Oregon With the Wind
Dearest Internet
I write to you today to confirm the many scandalous rumours that have been circumnavigating your innermost bowel over recent weeks. I feel ashamed, and more than a little hurt, that you would circulate these wild and fantastic inter tit bits without first consulting me, Barnaby Fudge, your confidant, friend and more than occasional lover. Do not think I haven't noticed your web based floozys, parading their Art Brut news items and exclusives for the whole virtual world to see. I will not be made a fool of, sir. Not by you, and certainly not by any so called virtual music publication. The tramps.
Nevertheless, for the sake of the years we had together, I will say this. Art Brut are indeed leaving these icey shores Oregon bound. And. yes, they will be excitedly thrust into the legendary arms of Mr. Charles Michael Kittridge Thompson IV, or to you, dearest Internet, Frank Black. Under his loving supervision they will be banging out the hits as quickly as their little guitars and unique singing styles will carry them. The undertaking has been provisionally titled Art Brut vs. Satan, referencing their recent and well publicised diabolical bout, or 'Mits in the Pit', as many vulgarians such a yourself have so brashly dubbed it. I can also confirm the inclusion of many recent live favourites, such as DC Comics and Chocolate Milkshake, Alcoholics Unanimous and Summer Job for your greedy sound pipes.

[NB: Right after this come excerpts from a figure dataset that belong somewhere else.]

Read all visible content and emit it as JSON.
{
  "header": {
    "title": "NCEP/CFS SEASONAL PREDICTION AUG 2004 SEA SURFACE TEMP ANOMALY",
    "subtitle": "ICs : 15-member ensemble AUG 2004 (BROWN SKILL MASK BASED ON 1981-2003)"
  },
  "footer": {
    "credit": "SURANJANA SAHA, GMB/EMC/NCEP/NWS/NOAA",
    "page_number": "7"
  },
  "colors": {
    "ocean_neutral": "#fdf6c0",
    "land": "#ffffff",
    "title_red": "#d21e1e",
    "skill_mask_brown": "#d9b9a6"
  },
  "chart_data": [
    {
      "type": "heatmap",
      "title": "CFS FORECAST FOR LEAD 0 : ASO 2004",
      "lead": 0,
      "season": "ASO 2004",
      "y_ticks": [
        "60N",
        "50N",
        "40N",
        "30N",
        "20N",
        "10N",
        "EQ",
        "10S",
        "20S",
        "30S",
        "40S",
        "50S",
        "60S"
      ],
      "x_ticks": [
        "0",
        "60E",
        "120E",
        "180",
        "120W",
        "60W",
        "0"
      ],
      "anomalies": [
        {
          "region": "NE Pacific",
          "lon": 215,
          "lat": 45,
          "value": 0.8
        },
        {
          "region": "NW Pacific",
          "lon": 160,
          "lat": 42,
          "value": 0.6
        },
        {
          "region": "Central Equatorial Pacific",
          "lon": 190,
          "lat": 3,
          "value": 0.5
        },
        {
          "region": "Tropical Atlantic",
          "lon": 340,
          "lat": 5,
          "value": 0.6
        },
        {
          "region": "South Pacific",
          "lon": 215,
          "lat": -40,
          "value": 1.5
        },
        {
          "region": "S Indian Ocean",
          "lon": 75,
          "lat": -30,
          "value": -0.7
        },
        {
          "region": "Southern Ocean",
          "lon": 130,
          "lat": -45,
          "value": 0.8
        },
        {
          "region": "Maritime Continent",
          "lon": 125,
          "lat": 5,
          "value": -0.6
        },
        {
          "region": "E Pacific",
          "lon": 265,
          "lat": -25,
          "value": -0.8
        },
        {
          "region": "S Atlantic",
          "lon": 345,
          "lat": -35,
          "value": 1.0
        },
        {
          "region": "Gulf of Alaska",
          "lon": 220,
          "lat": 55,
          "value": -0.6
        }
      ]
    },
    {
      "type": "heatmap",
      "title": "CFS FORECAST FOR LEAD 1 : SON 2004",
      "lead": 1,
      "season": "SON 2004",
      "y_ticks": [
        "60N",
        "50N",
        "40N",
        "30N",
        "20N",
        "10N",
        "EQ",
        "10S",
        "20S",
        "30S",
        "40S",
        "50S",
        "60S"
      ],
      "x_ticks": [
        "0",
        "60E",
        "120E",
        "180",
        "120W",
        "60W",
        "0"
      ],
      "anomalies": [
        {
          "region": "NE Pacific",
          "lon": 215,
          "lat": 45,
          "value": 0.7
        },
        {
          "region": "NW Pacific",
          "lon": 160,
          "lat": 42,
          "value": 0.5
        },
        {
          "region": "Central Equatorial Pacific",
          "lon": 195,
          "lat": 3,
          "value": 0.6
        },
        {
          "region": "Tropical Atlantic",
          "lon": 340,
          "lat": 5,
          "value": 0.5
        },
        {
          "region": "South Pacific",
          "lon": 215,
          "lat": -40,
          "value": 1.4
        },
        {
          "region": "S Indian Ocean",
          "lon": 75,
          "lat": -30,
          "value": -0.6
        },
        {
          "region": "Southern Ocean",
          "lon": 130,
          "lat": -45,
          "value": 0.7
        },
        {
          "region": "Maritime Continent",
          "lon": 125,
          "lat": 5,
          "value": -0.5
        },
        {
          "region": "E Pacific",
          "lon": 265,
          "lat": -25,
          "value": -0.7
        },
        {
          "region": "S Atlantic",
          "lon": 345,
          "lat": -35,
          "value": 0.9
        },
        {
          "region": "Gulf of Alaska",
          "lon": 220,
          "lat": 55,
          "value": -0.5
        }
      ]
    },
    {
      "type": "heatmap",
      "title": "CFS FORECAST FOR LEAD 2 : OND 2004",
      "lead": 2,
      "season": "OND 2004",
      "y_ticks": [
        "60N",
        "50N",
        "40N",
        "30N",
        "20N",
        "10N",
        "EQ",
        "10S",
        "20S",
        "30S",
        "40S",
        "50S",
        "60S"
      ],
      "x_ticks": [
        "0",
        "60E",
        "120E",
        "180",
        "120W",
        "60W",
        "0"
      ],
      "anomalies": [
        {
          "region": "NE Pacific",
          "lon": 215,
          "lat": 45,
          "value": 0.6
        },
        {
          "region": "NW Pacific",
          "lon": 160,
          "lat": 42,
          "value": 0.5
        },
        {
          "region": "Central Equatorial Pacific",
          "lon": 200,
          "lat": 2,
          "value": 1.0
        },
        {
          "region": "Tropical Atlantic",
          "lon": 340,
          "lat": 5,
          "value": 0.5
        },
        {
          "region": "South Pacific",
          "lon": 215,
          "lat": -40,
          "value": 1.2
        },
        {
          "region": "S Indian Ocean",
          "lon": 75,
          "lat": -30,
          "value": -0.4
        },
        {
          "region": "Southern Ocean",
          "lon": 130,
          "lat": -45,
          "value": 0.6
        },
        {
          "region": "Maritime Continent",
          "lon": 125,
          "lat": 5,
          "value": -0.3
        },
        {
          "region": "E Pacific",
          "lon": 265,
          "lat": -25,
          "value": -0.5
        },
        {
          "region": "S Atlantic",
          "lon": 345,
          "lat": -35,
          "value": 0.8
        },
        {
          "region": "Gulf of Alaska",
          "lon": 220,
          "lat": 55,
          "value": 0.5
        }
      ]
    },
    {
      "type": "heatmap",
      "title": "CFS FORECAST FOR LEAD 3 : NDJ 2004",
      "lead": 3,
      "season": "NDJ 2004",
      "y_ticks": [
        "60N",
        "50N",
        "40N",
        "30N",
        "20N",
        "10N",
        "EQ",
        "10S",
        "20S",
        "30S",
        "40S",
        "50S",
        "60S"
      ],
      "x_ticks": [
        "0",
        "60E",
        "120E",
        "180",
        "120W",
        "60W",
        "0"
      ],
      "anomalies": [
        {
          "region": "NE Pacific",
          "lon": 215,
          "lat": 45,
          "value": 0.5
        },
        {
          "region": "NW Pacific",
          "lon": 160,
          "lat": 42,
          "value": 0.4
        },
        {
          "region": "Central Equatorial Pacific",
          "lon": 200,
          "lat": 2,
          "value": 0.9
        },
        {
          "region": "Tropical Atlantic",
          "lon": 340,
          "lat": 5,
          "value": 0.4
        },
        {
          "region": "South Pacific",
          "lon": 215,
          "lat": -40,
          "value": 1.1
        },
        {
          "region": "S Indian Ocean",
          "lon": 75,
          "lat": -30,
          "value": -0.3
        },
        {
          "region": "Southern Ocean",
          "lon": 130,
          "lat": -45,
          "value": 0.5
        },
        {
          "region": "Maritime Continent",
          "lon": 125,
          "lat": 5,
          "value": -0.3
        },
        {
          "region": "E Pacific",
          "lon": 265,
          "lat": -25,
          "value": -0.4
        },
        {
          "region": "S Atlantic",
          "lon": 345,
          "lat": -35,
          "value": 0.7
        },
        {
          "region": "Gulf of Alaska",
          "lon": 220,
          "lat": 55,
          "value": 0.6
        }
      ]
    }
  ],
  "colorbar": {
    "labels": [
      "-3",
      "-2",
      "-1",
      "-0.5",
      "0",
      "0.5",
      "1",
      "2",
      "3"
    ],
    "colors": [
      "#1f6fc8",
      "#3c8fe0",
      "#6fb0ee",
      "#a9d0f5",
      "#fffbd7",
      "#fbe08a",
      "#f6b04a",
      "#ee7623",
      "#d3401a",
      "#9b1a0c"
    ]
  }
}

So, I hope you are now finally satisfied, my beloved Internet. Watching as I lag behind your rotten info web harlots. I may be late in dishing the dirt but I am certainly not covered in it. I hold my head high, proud in that, even though I may not be the first to report on the movements of our Brutish gang, I am certainly the only one whom has known true love between a man and an infobahn.